Tuesday, November 3, 2020

Înfïniťe sțars = ùnìveřsè





The stars are great globes of hot, glowing gas just like our sun. They contain a great deal of hydrogen and helium gases. They shine by changing hydrogen into helium in the vast nuclear furnaces of their central core.


Astronomers have discovered that the stars contain most of the other elements found on the earth. They have identified more than sixty of the elements like air, water, fire etc. found on the earth. The elements are not in the same proportion as they are on the earth. They vary from star to star. The stars contain lighter elements like hydrogen, helium, iron and calcium in a large proportion.

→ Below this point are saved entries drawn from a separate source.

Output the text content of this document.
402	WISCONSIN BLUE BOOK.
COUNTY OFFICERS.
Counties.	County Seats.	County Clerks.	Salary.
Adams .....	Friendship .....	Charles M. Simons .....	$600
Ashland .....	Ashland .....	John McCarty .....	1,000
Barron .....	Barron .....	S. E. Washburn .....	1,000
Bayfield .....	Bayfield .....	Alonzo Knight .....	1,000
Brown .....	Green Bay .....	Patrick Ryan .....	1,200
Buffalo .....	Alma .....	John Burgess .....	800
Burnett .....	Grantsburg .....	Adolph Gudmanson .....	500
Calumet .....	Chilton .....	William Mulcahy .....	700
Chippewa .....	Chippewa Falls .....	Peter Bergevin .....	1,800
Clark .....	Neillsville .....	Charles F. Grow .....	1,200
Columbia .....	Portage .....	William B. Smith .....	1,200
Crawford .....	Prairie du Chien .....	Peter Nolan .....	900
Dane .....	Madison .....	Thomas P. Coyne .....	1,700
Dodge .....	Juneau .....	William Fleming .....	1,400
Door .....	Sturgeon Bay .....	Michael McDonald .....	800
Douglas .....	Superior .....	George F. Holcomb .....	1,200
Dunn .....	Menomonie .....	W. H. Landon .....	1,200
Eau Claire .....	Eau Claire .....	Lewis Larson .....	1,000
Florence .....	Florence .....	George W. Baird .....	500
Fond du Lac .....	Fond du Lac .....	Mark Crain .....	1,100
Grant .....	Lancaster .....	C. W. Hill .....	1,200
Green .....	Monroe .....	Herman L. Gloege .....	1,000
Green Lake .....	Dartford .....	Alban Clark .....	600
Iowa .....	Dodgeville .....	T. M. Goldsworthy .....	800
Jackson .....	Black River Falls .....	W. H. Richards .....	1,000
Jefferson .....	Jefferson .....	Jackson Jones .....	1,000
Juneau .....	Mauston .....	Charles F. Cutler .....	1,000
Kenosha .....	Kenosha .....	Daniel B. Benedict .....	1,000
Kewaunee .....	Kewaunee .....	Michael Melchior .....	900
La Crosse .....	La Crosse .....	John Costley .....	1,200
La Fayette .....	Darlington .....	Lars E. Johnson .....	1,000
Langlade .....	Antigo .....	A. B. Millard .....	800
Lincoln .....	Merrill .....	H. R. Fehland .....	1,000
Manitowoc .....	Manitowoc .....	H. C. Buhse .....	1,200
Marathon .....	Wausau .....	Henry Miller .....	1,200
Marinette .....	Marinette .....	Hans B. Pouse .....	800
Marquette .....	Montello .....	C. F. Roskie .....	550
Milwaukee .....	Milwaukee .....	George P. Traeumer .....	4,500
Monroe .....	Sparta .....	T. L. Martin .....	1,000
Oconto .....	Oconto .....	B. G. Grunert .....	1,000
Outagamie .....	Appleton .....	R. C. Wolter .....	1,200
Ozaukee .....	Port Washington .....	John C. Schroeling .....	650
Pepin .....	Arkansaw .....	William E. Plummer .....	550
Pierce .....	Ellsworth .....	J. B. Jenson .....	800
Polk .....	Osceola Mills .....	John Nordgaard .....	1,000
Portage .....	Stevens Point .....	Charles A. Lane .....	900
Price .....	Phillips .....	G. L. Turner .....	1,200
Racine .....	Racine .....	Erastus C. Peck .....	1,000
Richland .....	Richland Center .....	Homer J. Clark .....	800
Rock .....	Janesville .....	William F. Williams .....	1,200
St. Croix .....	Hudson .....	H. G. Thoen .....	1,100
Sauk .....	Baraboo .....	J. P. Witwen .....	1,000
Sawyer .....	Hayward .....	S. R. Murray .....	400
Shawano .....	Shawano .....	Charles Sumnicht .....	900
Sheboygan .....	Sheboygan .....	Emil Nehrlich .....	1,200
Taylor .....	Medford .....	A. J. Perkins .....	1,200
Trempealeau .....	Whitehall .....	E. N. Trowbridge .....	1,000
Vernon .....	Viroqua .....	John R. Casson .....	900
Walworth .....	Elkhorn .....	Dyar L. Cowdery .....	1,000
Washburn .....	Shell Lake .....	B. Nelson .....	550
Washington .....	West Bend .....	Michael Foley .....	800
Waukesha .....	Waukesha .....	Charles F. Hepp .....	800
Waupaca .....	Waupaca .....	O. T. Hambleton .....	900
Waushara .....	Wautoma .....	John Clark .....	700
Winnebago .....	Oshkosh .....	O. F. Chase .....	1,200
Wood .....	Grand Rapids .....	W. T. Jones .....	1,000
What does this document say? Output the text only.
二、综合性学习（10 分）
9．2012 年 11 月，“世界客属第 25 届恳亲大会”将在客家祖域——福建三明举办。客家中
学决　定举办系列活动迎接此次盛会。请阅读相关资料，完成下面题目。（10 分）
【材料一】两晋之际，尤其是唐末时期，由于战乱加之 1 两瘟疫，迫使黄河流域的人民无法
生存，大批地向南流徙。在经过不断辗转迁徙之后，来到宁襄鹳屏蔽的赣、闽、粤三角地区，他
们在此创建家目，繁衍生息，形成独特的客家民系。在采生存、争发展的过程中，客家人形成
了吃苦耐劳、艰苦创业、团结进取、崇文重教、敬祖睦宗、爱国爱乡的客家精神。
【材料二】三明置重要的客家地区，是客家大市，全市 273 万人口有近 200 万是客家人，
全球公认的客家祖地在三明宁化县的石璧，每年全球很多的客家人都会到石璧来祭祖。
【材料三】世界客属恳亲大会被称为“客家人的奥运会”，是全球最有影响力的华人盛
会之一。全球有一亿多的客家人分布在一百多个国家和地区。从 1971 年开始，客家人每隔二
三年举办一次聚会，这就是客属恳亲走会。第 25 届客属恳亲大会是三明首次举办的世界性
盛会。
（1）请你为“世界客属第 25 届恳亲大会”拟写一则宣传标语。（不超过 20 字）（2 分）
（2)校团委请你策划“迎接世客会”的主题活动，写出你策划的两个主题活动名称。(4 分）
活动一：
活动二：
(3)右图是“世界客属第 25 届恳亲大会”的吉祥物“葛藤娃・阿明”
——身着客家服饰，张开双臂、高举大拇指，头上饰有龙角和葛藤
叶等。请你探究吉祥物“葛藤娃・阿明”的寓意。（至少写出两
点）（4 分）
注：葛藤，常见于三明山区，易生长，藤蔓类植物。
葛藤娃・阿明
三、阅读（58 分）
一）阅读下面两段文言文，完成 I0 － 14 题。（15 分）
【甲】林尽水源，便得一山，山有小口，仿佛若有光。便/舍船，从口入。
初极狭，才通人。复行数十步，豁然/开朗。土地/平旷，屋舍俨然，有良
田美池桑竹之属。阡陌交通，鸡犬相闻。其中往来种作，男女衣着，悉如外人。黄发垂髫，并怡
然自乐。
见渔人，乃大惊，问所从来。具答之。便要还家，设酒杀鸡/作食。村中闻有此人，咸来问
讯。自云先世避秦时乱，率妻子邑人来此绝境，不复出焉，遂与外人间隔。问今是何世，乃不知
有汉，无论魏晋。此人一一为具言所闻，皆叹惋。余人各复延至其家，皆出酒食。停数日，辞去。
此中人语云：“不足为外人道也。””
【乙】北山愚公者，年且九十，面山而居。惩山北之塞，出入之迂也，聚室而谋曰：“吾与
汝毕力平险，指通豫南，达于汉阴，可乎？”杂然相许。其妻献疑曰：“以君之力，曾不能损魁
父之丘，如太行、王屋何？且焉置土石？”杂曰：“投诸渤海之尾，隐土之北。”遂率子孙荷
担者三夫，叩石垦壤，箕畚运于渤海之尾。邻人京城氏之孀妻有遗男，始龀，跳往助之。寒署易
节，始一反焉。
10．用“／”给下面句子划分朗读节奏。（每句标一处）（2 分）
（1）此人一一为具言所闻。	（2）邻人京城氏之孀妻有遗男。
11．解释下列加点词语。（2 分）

Astronomers use an instrument called spectroscope to split the starlight into a broad band of colours. Sometimes there are a number of dark lines in the band. The position, the number and the size of the lines, give a lot of information about a star’s atmosphere including its gaseous chemical content, its density and temperature.


The Universe is everything we can touch, feel, sense, measure or detect. It includes living things, planets, stars, galaxies, dust clouds, light, and even time. Before the birth of the Universe, time, space and matter did not exist.

The Universe contains billions of galaxies, each containing millions or billions of stars. The space between the stars and galaxies is largely empty. However, even places far from stars and planets contain scattered particles of dust or a few hydrogen atoms per cubic centimeter. Space is also filled with radiation (e.g. light and heat), magnetic fields and high energy particles (e.g. cosmic rays).

The Universe is incredibly huge. It would take a modern jet fighter more than a million years to reach the nearest star to the Sun. Travelling at the speed of light (300,000 km per second), it would take 100,000 years to cross our Milky Way galaxy alone.

No one knows the exact size of the Universe, because we cannot see the edge – if there is one. All we do know is that the visible Universe is at least 93 billion light years across. (A light year is the distance light travels in one year – about 9 trillion km.)

The Universe has not always been the same size. Scientists believe it began in a Big Bang, which took place nearly 14 billion years ago. Since then, the Universe has been expanding outward at very high speed. So the area of space we now see is billions of times bigger than it was when the Universe was very young. The galaxies are also moving further apart as the space between them expands.